- Original language: English
- Written by: Andrew Bovell
- Characters: Fran Price, Bob Price, Rosie Price, Mark/Mia Price, Ben Price, Pip Price
- Genre: Family drama
- Setting: Adelaide South Australia

Premiere
- Date: May 2016
- Place: Adelaide South Australia

= Things I Know to Be True =

Play by Andrew Bovell

Things I Know to Be True is a play by Andrew Bovell that premiered in May 2016 and was performed by The State Theatre Company South Australia. It has also been performed in Britain by Frantic Assembly, in Sydney at the New Theatre (2022), in the United States in a co-production with the Milwaukee Repertory Theatre and the Arizona Theatre Company (2019), in Canada at the CAA Theatre, and in translation in Spain.
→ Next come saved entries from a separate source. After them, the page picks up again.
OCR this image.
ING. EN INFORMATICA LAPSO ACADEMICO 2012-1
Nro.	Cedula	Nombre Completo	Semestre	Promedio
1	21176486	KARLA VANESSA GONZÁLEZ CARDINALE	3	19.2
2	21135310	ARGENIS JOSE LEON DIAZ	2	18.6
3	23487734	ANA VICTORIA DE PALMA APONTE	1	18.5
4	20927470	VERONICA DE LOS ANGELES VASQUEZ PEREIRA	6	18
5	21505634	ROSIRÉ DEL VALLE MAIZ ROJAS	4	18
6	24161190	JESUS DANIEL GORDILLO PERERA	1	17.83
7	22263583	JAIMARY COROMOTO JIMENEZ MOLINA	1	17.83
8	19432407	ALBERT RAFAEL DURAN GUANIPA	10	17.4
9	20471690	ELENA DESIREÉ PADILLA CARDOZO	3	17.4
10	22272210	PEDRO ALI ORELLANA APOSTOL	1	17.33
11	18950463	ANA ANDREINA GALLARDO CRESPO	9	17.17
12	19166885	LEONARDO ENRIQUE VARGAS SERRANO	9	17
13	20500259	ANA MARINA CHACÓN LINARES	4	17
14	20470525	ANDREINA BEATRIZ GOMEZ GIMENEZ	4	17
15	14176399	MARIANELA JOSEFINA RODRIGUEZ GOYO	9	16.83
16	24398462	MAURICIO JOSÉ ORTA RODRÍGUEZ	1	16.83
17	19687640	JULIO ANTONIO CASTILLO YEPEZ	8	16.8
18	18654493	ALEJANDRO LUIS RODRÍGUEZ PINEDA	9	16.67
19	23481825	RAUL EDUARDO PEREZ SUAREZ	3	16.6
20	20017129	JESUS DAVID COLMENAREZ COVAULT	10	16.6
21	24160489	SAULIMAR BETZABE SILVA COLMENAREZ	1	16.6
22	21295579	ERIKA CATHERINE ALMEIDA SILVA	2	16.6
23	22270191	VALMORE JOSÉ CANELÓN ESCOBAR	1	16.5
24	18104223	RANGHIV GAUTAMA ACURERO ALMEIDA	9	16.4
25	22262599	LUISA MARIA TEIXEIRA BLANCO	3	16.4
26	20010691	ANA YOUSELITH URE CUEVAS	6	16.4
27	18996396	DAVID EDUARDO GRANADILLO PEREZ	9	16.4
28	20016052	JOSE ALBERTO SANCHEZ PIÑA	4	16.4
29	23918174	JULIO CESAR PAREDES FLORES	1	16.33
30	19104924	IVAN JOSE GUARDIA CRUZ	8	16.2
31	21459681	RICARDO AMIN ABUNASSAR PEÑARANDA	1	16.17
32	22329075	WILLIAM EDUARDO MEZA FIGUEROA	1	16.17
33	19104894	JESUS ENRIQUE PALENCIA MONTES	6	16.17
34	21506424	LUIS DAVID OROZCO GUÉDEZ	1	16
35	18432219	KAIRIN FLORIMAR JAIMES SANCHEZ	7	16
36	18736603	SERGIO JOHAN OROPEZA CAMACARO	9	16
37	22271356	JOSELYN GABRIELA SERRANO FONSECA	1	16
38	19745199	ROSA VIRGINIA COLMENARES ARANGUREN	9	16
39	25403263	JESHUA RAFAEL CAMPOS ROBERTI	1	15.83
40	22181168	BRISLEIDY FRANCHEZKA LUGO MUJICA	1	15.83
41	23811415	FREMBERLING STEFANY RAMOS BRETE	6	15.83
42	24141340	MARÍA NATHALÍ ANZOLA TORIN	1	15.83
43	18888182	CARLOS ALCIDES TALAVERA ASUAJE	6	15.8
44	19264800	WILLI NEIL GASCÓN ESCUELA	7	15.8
The play is naturalistic but features great use of non-naturalistic physical movement to emphasise the emotional connection between the characters - following the story of the Price Family and their problems.

The play is set in Adelaide, Australia, which is where the play held its World Premiere in May 2016. For the American production, Bovell adapted the action of the drama to take place in the Midwestern United States.

== Plot ==

Things I Know to Be True follows the story and the many struggles of the Price Family. The play begins with a monologue from Rosie Price on a European getaway during her gap-year. She reveals that she had fell in love with a man called Emmanuel while she was in Berlin, but found that he'd stolen most of her valuables and run away when she woke up one night, forcing her to return to Australia.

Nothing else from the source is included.